With a 30-day readmission rate that has been consistently below national and statewide averages, once hitting as low as 3.9%, Grande Ronde Hospital and Clinics in northeastern Oregon has assembled various providers in the region to address health issues with patients that lead to healthier lives and less return trips to the hospital.
To understand how the hospital achieves low readmission rates is to know a little bit about the history of the area. Grande Ronde Hospital has been an independent hospital since it was founded in 1907. People who live there are not afraid to roll up their sleeves and help each other, according to Jeremy Davis, MHA, President and CEO of Grande Ronde Hospital.
“We realize here that we have to solve our own problems, which goes back well before my arrival three years ago,” he said.
The hospital’s efforts to reduce readmissions also is not new, but adding 39 new providers in the past three years has certainly helped. The additions give the hospital about 80 providers total, including four pediatricians. This offers patients a vast network of providers to address their health needs, including behavioral, which is becoming an increasingly critical area to address because of COVID-19 pandemic impacts.
“I don’t think you can talk to any health care system CEO in the country who does not see behavioral health as a growing concern,” Davis said. “We are seeing an explosion of people who need behavioral health care, and the effects will linger post pandemic, which is why improving access to this type of care is important to us.”
Addressing behavioral health ties into the hospital’s existing focus on prevention. They have increased their behavioral health providers from five to 12 and are hoping to recruit more.
Grande Ronde Hospital predominately serves Union County, with its beautiful valleys and rugged mountains, while also participating in the Eastern Oregon Coordinated Care Organization which covers 12 rural and frontier counties with a land area that extends over 50,000 square miles of the state. Having local access to a network of primary and specialty providers allows patients to receive same-day treatment with a health issue that a doctor may discover during an annual wellness visit.
“We can treat patients while they are in front of us rather than asking them to make multiple visits,” Davis said.
The hospital’s focus on prevention to avoid readmissions has also been helped by their early adoption of telemedicine. Internet expansion and prevention programs that are accessible on smartphones have been an asset, and the onset of the COVID-19 pandemic increased people’s willingness to use technology for their health care.
Other important areas the hospital focused on to reduce readmissions include:
- Using an executive quality dashboard that leads to quicker quality improvement adjustments which helps staff improve care for patients.
- Transitioning from three separate electronic medical record (EMR) systems to a single EMR across the care continuum.
- A consistent hospitalist program.
- Implementing multidisciplinary rounds in their medical-surgical unit and intensive care unit.

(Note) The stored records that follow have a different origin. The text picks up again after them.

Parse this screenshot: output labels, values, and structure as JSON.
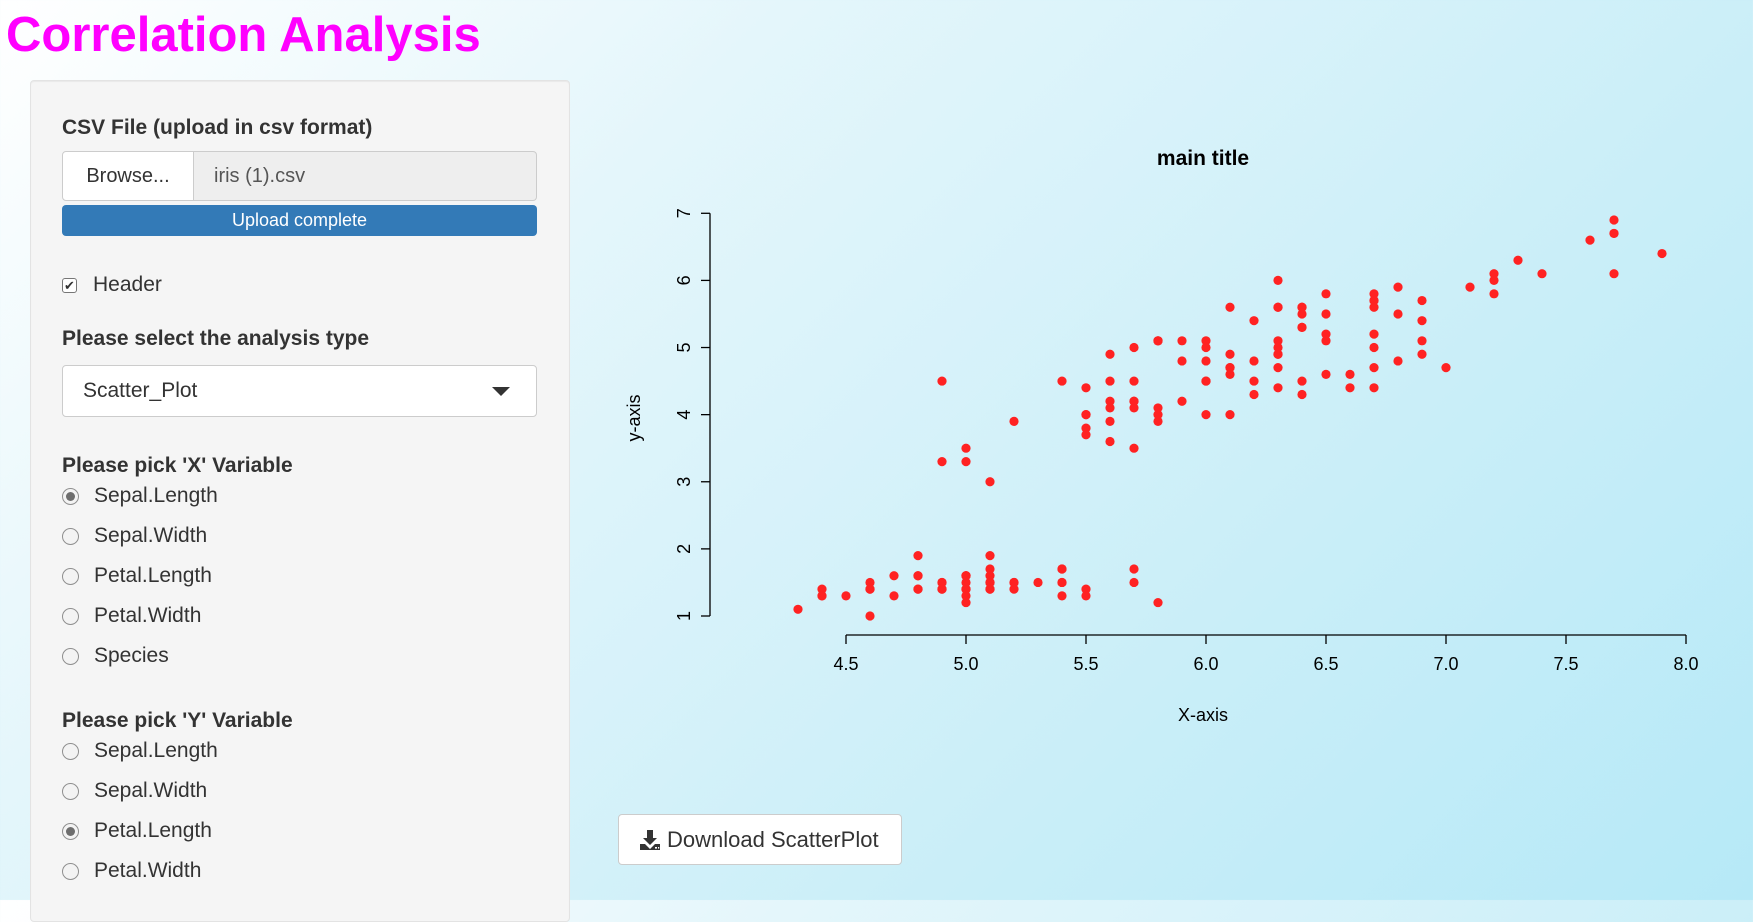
{
  "app": {
    "title": "Correlation Analysis"
  },
  "sidebar": {
    "file": {
      "label": "CSV File (upload in csv format)",
      "browse_label": "Browse...",
      "file_name": "iris (1).csv",
      "progress_label": "Upload complete",
      "progress": 1.0
    },
    "header_checkbox": {
      "label": "Header",
      "checked": true
    },
    "analysis": {
      "label": "Please select the analysis type",
      "selected": "Scatter_Plot"
    },
    "x_variable": {
      "label": "Please pick 'X' Variable",
      "options": [
        "Sepal.Length",
        "Sepal.Width",
        "Petal.Length",
        "Petal.Width",
        "Species"
      ],
      "selected": "Sepal.Length"
    },
    "y_variable": {
      "label": "Please pick 'Y' Variable",
      "options": [
        "Sepal.Length",
        "Sepal.Width",
        "Petal.Length",
        "Petal.Width"
      ],
      "selected": "Petal.Length"
    }
  },
  "download": {
    "label": "Download ScatterPlot",
    "icon": "download-icon"
  },
  "chart_data": {
    "type": "scatter",
    "title": "main title",
    "xlabel": "X-axis",
    "ylabel": "y-axis",
    "xlim": [
      4.3,
      7.9
    ],
    "ylim": [
      1,
      6.9
    ],
    "xticks": [
      "4.5",
      "5.0",
      "5.5",
      "6.0",
      "6.5",
      "7.0",
      "7.5",
      "8.0"
    ],
    "yticks": [
      "1",
      "2",
      "3",
      "4",
      "5",
      "6",
      "7"
    ],
    "grid": false,
    "point_color": "#ff2222",
    "points": [
      [
        5.1,
        1.4
      ],
      [
        4.9,
        1.4
      ],
      [
        4.7,
        1.3
      ],
      [
        4.6,
        1.5
      ],
      [
        5.0,
        1.4
      ],
      [
        5.4,
        1.7
      ],
      [
        4.6,
        1.4
      ],
      [
        5.0,
        1.5
      ],
      [
        4.4,
        1.4
      ],
      [
        4.9,
        1.5
      ],
      [
        5.4,
        1.5
      ],
      [
        4.8,
        1.6
      ],
      [
        4.8,
        1.4
      ],
      [
        4.3,
        1.1
      ],
      [
        5.8,
        1.2
      ],
      [
        5.7,
        1.5
      ],
      [
        5.4,
        1.3
      ],
      [
        5.1,
        1.4
      ],
      [
        5.7,
        1.7
      ],
      [
        5.1,
        1.5
      ],
      [
        5.4,
        1.7
      ],
      [
        5.1,
        1.5
      ],
      [
        4.6,
        1.0
      ],
      [
        5.1,
        1.7
      ],
      [
        4.8,
        1.9
      ],
      [
        5.0,
        1.6
      ],
      [
        5.0,
        1.6
      ],
      [
        5.2,
        1.5
      ],
      [
        5.2,
        1.4
      ],
      [
        4.7,
        1.6
      ],
      [
        4.8,
        1.6
      ],
      [
        5.4,
        1.5
      ],
      [
        5.2,
        1.5
      ],
      [
        5.5,
        1.4
      ],
      [
        4.9,
        1.5
      ],
      [
        5.0,
        1.2
      ],
      [
        5.5,
        1.3
      ],
      [
        4.9,
        1.4
      ],
      [
        4.4,
        1.3
      ],
      [
        5.1,
        1.5
      ],
      [
        5.0,
        1.3
      ],
      [
        4.5,
        1.3
      ],
      [
        4.4,
        1.3
      ],
      [
        5.0,
        1.6
      ],
      [
        5.1,
        1.9
      ],
      [
        4.8,
        1.4
      ],
      [
        5.1,
        1.6
      ],
      [
        4.6,
        1.4
      ],
      [
        5.3,
        1.5
      ],
      [
        5.0,
        1.4
      ],
      [
        7.0,
        4.7
      ],
      [
        6.4,
        4.5
      ],
      [
        6.9,
        4.9
      ],
      [
        5.5,
        4.0
      ],
      [
        6.5,
        4.6
      ],
      [
        5.7,
        4.5
      ],
      [
        6.3,
        4.7
      ],
      [
        4.9,
        3.3
      ],
      [
        6.6,
        4.6
      ],
      [
        5.2,
        3.9
      ],
      [
        5.0,
        3.5
      ],
      [
        5.9,
        4.2
      ],
      [
        6.0,
        4.0
      ],
      [
        6.1,
        4.7
      ],
      [
        5.6,
        3.6
      ],
      [
        6.7,
        4.4
      ],
      [
        5.6,
        4.5
      ],
      [
        5.8,
        4.1
      ],
      [
        6.2,
        4.5
      ],
      [
        5.6,
        3.9
      ],
      [
        5.9,
        4.8
      ],
      [
        6.1,
        4.0
      ],
      [
        6.3,
        4.9
      ],
      [
        6.1,
        4.7
      ],
      [
        6.4,
        4.3
      ],
      [
        6.6,
        4.4
      ],
      [
        6.8,
        4.8
      ],
      [
        6.7,
        5.0
      ],
      [
        6.0,
        4.5
      ],
      [
        5.7,
        3.5
      ],
      [
        5.5,
        3.8
      ],
      [
        5.5,
        3.7
      ],
      [
        5.8,
        3.9
      ],
      [
        6.0,
        5.1
      ],
      [
        5.4,
        4.5
      ],
      [
        6.0,
        4.5
      ],
      [
        6.7,
        4.7
      ],
      [
        6.3,
        4.4
      ],
      [
        5.6,
        4.1
      ],
      [
        5.5,
        4.0
      ],
      [
        5.5,
        4.4
      ],
      [
        6.1,
        4.6
      ],
      [
        5.8,
        4.0
      ],
      [
        5.0,
        3.3
      ],
      [
        5.6,
        4.2
      ],
      [
        5.7,
        4.2
      ],
      [
        5.7,
        4.2
      ],
      [
        6.2,
        4.3
      ],
      [
        5.1,
        3.0
      ],
      [
        5.7,
        4.1
      ],
      [
        6.3,
        6.0
      ],
      [
        5.8,
        5.1
      ],
      [
        7.1,
        5.9
      ],
      [
        6.3,
        5.6
      ],
      [
        6.5,
        5.8
      ],
      [
        7.6,
        6.6
      ],
      [
        4.9,
        4.5
      ],
      [
        7.3,
        6.3
      ],
      [
        6.7,
        5.8
      ],
      [
        7.2,
        6.1
      ],
      [
        6.5,
        5.1
      ],
      [
        6.4,
        5.3
      ],
      [
        6.8,
        5.5
      ],
      [
        5.7,
        5.0
      ],
      [
        5.8,
        5.1
      ],
      [
        6.4,
        5.3
      ],
      [
        6.5,
        5.5
      ],
      [
        7.7,
        6.7
      ],
      [
        7.7,
        6.9
      ],
      [
        6.0,
        5.0
      ],
      [
        6.9,
        5.7
      ],
      [
        5.6,
        4.9
      ],
      [
        7.7,
        6.7
      ],
      [
        6.3,
        4.9
      ],
      [
        6.7,
        5.7
      ],
      [
        7.2,
        6.0
      ],
      [
        6.2,
        4.8
      ],
      [
        6.1,
        4.9
      ],
      [
        6.4,
        5.6
      ],
      [
        7.2,
        5.8
      ],
      [
        7.4,
        6.1
      ],
      [
        7.9,
        6.4
      ],
      [
        6.4,
        5.6
      ],
      [
        6.3,
        5.1
      ],
      [
        6.1,
        5.6
      ],
      [
        7.7,
        6.1
      ],
      [
        6.3,
        5.6
      ],
      [
        6.4,
        5.5
      ],
      [
        6.0,
        4.8
      ],
      [
        6.9,
        5.4
      ],
      [
        6.7,
        5.6
      ],
      [
        6.9,
        5.1
      ],
      [
        5.8,
        5.1
      ],
      [
        6.8,
        5.9
      ],
      [
        6.7,
        5.7
      ],
      [
        6.7,
        5.2
      ],
      [
        6.3,
        5.0
      ],
      [
        6.5,
        5.2
      ],
      [
        6.2,
        5.4
      ],
      [
        5.9,
        5.1
      ]
    ]
  }
}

Sustaining low readmission rates will continue to be a challenge especially with challenges presented by the COVID-19 pandemic. Grande Ronde Hospital plans to continue monitoring high utilizers to meet patients’ needs before a readmission occurs. They also continue to develop additional data dashboards and improve their inpatient case management program. Collaboration is also key, Davis said, with other rural health clinics in the region as well as participating in collaboratives like the Health Quality Innovation Network (HQIN) to discover new ways to improve care in their community.
“These are not cars on an assembly line,” Davis said. “These are people who come to us for help with different issues and tailoring our care to them is important. It is our role to remain curious and challenge ourselves to ask the ‘why.’”
About Grande Ronde Hospital:
Grande Ronde Hospital and Clinics is a state and nationally recognized and award-winning not-for-profit health system that includes a 25-bed Critical Access Hospital and 12 outpatient clinics. They are in Union County, Oregon, serving a base population of more than 25,000 residents, as well as providing services for the greater Eastern Oregon region.